APRESENTAÇÃO
A voz das ruas é o guia da instigante literatura de Sérgio Vaz. Suas palavras não fazem concessões com aqueles que procuram nos colocar medo todos os dias, nem com os que promovem a promessa barata de que a felicidade está ao alcance de todos. Com a mente repleta de sonhos e pesadelos, o poeta dispõe à nossa frente todas as faces que capta da realidade cotidiana.
Nesse livro, Vaz joga sua rede no mundo das crônicas, e pesca o que há de esperança e desesperança na vida. Como observador das marés, de nossas tormentas e maremotos, ele mergulha fundo na alma dos invisíveis, dos desterrados, dos sem-nome, dos sem-lugar, dos sem aquilo que um dia foi prometido a todos, mas que acabou sendo apenas permitido a uma pequena parcela da humanidade: a plena cidadania.
RESENHA
Literatura, pão e poesia, do escritor Sérgio Vaz, é uma obra que transcende os limites da simples crônica literária, apresentando-se como um testemunho vivo da efervescência cultural e poética que emerge das periferias brasileiras. Neste livro, Vaz nos convida a adentrar um universo em que a palavra se torna arma de empoderamento e resistência, onde a poesia se ergue como farol iluminando os caminhos de uma comunidade historicamente marginalizada.
Desde o primeiro texto, intitulado "Novos dias", Vaz estabelece o tom combativo e engajado que permeia toda a obra. Nele, o autor interpela o leitor a não abrir mão dos sonhos e da poesia, mas a enfrentá-los com "punhos cerrados" - uma clara alusão à necessidade de uma postura ativa e combativa diante das adversidades. Essa premissa se desdobra ao longo do livro, revelando a literatura como um instrumento de transformação social.
Vaz nos apresenta sua definição da "nova literatura da periferia", destacando sua íntima relação com a grande tradição literária, ao mesmo tempo em que reivindica seu caráter insurgente e subversivo. Essa estratégia de diálogo com o cânone literário se repete em outros textos, como em "A poesia dos deuses inferiores", em que o autor constrói uma espécie de "catálogo" da literatura marginal, evidenciando sua legitimidade e relevância.

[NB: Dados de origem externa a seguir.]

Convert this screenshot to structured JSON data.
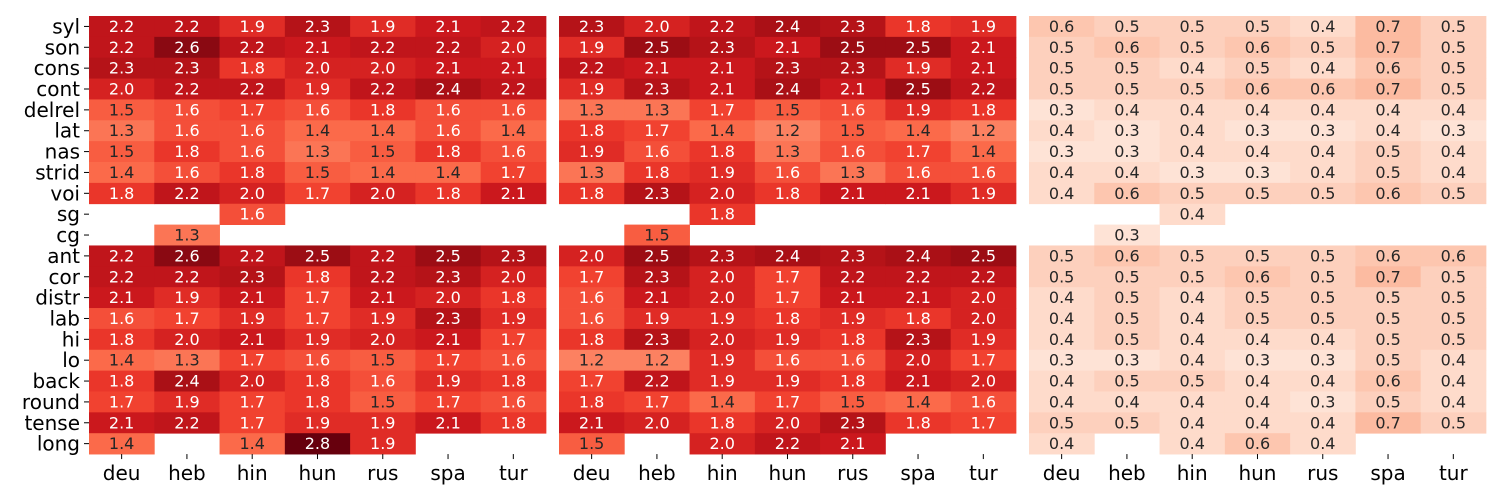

Um dos aspectos mais interessantes da obra é a maneira como Vaz articula a dimensão poética e a dimensão geográfica. Textos como "Como nasce um taboanense", "Taboão dos Palmares" e "Taboão, suor e lágrimas" demonstram que o território da periferia não é apenas cenário, mas personagem ativo na construção dessa literatura. Vaz nos apresenta um lugar vivo, pulsante, que se transforma em protagonista, gerando uma fala própria e uma identidade singular.
Essa imbricação entre poesia e espaço físico se estende para uma reflexão sobre a relação entre centro e periferia na cidade de São Paulo, como evidenciado no texto "Mil graus na terra da garoa". Aqui, o autor problematiza as políticas culturais e urbanísticas que tendem a marginalizar as expressões artísticas periféricas, convocando-as a "aranharem os céus da cidade".
Ao longo do livro, Vaz também se debruça sobre figuras emblemáticas da periferia, como o catador de papel Zagatti, o "palhaço da loja de sapatos", e a "fina flor da malandragem" - personagens que encarnam a resiliência e a dignidade de uma comunidade que se recusa a ser subjugada. Essas crônicas revelam uma perspectiva humanizada e empática, distante de julgamentos simplistas.
Destaca-se ainda o "Manifesto da Antropofagia Periférica", uma releitura periférica e atualizada do Manifesto Antropofágico de Oswald de Andrade. Nele, Vaz convoca os artistas a se colocarem a serviço da comunidade, rejeitando a "arte domingueira que defeca em nossa sala" e reivindicando uma produção artística engajada na transformação social.
Em Literatura, pão e poesia, Sérgio Vaz nos apresenta uma poética da periferia que vai muito além da denúncia ou do lamento. Sua escrita é marcada por um profundo compromisso com a dignidade e a emancipação de seu povo, revelando uma literatura que se faz arma de luta e instrumento de empoderamento. Ao entrelaçar a dimensão poética com a dimensão geográfica e social, Vaz nos convida a repensar os caminhos da arte e da cultura no Brasil, desafiando-nos a enxergar a periferia não apenas como objeto, mas como sujeito da história.
Referências
VAZ, Sérgio. Literatura, pão e poesia. São Paulo: Global, 2011.
BRUM, Eliane. Posfácio. In: VAZ, Sérgio. Literatura, pão e poesia. São Paulo: Global, 2011.